Figure 7 The x,y labels and legend are very small in all panels.
Done
L288 A 10% error seems quite small? Is it from literature?
Considering the experience and litterature with aerosol lidar assimilation and particularly for cases where volcanic ash is present, we do not have precise estimates of lidar observation error variance. El Amaroui et al (2020, Atmos. Meas. Tech.) propose an error between 10% and 25%. What is important is the ration between the variances of model error and of observation error. Further studies should help to tune these variances.
L305 -308 I don’t really follow the argument here.

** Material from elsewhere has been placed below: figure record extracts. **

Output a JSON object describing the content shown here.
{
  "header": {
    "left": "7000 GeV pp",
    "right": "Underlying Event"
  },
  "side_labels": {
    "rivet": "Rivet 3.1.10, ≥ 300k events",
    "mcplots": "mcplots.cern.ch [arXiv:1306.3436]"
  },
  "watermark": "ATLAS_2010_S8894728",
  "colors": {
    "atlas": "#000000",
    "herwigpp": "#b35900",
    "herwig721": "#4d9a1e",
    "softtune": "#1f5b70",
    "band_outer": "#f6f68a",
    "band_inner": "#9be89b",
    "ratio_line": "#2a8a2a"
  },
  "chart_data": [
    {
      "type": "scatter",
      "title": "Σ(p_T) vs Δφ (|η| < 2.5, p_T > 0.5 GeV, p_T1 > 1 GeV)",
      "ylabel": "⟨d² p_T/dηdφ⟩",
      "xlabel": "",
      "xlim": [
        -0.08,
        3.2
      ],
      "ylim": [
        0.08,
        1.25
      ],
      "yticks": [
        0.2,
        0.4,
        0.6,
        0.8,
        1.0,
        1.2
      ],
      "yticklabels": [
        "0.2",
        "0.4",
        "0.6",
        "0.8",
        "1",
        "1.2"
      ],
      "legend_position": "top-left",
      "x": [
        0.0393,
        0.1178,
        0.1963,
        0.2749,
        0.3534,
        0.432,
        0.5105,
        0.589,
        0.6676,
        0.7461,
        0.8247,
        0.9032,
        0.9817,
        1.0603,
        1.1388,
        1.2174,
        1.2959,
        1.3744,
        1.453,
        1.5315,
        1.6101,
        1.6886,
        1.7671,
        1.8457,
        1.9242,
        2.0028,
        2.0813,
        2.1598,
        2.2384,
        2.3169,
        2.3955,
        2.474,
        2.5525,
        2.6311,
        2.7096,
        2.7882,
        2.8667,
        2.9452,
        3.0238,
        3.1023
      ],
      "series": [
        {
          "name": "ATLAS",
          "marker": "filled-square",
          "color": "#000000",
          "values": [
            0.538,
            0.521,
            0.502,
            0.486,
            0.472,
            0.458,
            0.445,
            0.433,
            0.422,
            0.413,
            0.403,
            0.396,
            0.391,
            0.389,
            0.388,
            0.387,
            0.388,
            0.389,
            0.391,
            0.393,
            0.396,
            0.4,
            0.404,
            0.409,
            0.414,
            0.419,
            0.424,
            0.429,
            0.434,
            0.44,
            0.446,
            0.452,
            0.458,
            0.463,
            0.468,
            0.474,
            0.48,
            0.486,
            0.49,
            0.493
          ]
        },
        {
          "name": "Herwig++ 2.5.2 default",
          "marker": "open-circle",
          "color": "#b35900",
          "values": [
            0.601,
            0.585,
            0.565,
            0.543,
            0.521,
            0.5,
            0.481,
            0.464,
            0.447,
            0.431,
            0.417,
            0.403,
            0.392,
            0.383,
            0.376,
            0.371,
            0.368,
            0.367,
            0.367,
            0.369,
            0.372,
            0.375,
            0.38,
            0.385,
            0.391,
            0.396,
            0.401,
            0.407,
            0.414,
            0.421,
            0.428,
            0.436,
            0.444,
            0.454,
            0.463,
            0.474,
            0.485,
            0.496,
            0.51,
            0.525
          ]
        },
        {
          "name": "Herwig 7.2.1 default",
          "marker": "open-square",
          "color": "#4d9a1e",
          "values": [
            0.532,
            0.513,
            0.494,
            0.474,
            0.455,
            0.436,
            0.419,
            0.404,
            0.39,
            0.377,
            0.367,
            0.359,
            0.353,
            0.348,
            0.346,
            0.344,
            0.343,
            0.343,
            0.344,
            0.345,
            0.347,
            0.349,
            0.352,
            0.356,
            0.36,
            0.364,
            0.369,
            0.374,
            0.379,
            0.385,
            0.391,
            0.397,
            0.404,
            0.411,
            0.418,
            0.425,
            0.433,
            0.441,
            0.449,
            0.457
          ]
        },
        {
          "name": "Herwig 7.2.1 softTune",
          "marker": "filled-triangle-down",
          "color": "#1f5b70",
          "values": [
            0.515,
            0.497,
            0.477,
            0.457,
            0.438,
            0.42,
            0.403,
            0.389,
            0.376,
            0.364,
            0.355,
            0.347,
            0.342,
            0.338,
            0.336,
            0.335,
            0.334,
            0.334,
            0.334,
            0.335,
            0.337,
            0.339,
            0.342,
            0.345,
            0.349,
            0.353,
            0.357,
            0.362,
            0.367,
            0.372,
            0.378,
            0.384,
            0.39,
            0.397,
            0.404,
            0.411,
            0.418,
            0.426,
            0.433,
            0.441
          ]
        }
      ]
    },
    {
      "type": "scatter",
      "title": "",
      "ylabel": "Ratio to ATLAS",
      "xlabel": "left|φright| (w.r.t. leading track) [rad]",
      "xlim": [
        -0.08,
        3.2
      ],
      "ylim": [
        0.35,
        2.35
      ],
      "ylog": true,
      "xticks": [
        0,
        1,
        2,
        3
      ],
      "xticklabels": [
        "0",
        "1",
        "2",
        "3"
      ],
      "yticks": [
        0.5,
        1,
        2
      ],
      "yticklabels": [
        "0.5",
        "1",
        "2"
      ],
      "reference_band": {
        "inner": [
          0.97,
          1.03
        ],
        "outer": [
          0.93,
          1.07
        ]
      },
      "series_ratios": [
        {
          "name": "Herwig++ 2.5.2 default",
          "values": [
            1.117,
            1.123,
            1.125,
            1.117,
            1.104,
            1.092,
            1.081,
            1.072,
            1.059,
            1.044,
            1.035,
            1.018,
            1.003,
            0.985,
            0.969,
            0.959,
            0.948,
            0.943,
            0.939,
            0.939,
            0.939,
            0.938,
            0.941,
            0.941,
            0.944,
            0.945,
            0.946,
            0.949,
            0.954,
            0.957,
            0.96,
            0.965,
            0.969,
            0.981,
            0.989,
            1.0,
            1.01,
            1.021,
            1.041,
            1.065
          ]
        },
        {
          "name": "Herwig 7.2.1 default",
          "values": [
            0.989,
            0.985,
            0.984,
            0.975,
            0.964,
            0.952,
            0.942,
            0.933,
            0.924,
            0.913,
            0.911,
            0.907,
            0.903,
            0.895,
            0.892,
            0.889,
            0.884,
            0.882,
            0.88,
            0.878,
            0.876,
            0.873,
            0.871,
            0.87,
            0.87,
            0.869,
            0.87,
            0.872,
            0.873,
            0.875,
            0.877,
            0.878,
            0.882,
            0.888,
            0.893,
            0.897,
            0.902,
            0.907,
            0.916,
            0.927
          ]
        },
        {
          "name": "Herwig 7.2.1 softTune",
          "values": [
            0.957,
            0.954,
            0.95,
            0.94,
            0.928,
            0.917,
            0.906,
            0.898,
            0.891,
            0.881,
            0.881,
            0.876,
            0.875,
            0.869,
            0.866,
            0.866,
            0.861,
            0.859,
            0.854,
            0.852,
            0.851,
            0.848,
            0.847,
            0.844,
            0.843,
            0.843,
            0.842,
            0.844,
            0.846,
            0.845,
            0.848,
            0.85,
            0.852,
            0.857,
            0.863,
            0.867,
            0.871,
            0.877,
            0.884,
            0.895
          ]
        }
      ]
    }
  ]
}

If there is a negative bias of non-ash aerosols in MOCAGE then how can the ash concentrations decrease after assimilation on 18 May?
The last sentence of this paragraph has been removed, since there was no logical link with the previous sentence.
Figures 8 and 9
Add units to color bar
Is it possible to indicate the values of the insitu measurements on this Figure?
Following RC1 (see supplement to answers to RC1), an additional figure has been done to compare model simulations to in-situ measurements directly. The discussion has been completed accordingly.
You only use a few snapshots of the insitu measurements. Is there more that can be used? (E.g. to create a plot that shows the impact of the assimilation more generally – maybe a scatter plot).
There is no other measurement available for this study. The additional figure following RC1 mentioned above brings comparison of model simulations with in-situ measurements.
Conclusions
L336 change ‘look more realistic’ to ‘compare more favourably to insitu measurements’
Done
L342 How general do you think that your findings are given that you have only run a small number of simulations for one case study? Do you intend to apply the approaches presented here to eruptions in different geographical locations or to create “synthetic” eruptions to study? Another approach to address some of issues used as motivation in this study is to use ensembles of simulations. Is this something your group has considered?
We studied a long duration eruption that covers a multitude of different conditions (meteorology, cloudiness, observation density, etc), so it is not just “one case study”. Desert dust plumes are covered in other papers (Sic et al) and other studies address forest fires for instance. Volcanic eruptions are rare, so considering other pollutants, more case studies or synthetic eruptions can also be considered.
Technical corrections
All technical corrections requested by the reviewer have been implemented in the new manuscript.
We hope that we have addressed RC2 satisfactorily and that, after implementation of theses changes in the manuscript, it can be accepted for publication.